A number of Members mentioned the continuity of care programme. We are committed to reducing inequalities in health outcomes and experience of care. In September 2020, I established the maternity inequalities oversight forum to bring together experts from key stakeholders to consider and address the inequality for women and babies from different ethnic backgrounds and socioeconomic groups.

In response to a direct question from my hon. Friend the Member for Truro and Falmouth, we wanted to see all women placed on the continuity of care pathway by March 2022, but that will not be possible. We are therefore focusing on having 75% of black, black British, Asian and Asian British women on the continuity of care pathway by 2024. We will have 20% of all women on that pathway at the same time. The issue of training on continuity of care was brought up, and that is the important point. We can talk about continuity of care pathways, but it is about having the right training in place and ensuring that those midwives who have those women on that pathway and are caring for them are trained in the particular inequalities that my hon. Friend mentioned. That is why it will take us to 2024, but we will have 75% of those ethnic minority women on that pathway by that date.

A number of Members mentioned covid-19. It has caused a huge amount of disruption to our lives. As the hon. Member for Luton North (Sarah Owen) said, women have continued to have babies throughout that time. Maternity and neonatal services have worked hard to enable partners to be present during labour and birth. According to the latest information, all maternity partners are accompanying women to all antenatal scans and appointments in acute settings.
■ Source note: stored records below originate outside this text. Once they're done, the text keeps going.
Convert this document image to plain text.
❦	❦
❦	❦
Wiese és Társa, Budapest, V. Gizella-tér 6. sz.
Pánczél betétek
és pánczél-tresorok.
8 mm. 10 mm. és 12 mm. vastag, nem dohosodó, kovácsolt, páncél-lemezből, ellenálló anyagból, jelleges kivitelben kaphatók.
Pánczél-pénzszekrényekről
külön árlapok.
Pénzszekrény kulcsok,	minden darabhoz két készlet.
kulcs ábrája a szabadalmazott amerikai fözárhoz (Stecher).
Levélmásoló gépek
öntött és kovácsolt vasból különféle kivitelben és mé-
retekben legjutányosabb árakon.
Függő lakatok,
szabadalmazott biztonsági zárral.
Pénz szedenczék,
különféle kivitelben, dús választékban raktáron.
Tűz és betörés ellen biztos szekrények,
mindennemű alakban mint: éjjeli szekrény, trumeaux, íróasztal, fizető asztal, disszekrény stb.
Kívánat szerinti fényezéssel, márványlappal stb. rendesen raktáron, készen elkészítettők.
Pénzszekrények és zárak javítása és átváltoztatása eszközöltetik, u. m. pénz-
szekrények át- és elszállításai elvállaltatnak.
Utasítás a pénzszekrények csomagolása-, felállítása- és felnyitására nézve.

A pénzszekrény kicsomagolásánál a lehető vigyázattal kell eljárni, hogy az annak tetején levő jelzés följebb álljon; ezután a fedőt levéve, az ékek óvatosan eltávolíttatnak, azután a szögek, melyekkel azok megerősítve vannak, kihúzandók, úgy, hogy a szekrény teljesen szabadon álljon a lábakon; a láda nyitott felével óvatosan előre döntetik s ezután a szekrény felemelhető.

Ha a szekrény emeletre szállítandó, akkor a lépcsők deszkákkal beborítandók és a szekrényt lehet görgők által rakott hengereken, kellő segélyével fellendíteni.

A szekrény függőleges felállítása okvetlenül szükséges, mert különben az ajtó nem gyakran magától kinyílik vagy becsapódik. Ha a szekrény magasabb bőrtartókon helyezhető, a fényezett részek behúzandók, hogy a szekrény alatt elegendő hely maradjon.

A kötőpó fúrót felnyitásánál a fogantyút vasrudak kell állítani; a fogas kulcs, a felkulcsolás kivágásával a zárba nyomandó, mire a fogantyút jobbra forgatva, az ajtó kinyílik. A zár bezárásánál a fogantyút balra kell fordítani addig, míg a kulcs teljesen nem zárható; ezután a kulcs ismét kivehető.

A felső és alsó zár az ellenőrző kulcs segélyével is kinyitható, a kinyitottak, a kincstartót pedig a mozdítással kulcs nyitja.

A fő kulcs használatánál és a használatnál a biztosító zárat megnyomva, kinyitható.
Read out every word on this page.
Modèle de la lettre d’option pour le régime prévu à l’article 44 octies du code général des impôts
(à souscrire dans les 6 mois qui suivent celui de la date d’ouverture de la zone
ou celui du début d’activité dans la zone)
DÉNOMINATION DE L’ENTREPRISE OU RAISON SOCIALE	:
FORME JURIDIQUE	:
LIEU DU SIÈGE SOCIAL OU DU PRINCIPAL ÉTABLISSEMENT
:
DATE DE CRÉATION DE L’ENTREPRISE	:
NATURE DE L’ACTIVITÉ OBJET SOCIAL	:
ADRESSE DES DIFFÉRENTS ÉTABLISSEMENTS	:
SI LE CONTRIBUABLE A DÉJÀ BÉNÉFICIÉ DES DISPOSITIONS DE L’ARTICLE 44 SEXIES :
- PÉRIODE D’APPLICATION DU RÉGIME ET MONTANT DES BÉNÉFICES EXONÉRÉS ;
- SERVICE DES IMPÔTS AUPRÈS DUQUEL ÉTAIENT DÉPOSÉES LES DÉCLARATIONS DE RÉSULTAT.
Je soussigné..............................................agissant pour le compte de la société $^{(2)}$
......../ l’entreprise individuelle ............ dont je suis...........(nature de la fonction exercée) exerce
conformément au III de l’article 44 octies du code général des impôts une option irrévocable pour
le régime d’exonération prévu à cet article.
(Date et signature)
The hon. Member for Luton North also brought up vaccinations. She made the point that the Government need to ensure that all pregnant women are vaccinated. My daughter is 32 weeks pregnant, so no one has been more aware of that than me, but I am afraid that politicians do not make clinical decisions, and the Government are not the JCVI—the Joint Committee on Vaccination and Immunisation is completely independent. The committee decides who is vaccinated.

After constantly asking why pregnant women were not being prioritised and taking a glance at the make-up of the JCVI, however, I was shocked to discover that it is made up of 14 men and three women, so I am unsurprised at the JCVI not emphasising or prioritising pregnant women for vaccination. Again, that is a point I am making in the Department and in particular with the women’s health strategy. Perhaps all scientific committees that make decisions about women’s health should have a gender balance.

I want to reassure the hon. Member for Luton North that I am absolutely on to that and have been all the way through. I might just be beginning to get a bit of insight into why the JCVI has not prioritised pregnant women for vaccination. It is shameful that they were not; they should have been. She highlighted the data herself at the L&D hospital, which is one of my local hospitals, and I hope that the hospital will now begin—despite the constant requests and pressure from Government—to review its policies on pregnant women and vaccination.

I thank the Health and Social Care Committee and its independent expert panel for its inquiry into the safety of maternity services and evaluation of maternity commitments. The Department is considering the recommendations made in the report and will publish a full response in September.

In conclusion, I am absolutely proud of the progress that we are making on stillbirths, neonatal deaths and maternal deaths, but we have to do more. That will involve Public Health England, and that will involve looking at all the reasons why and all the targets that we have to beat so that we can reach those ambitions and reduce those figures.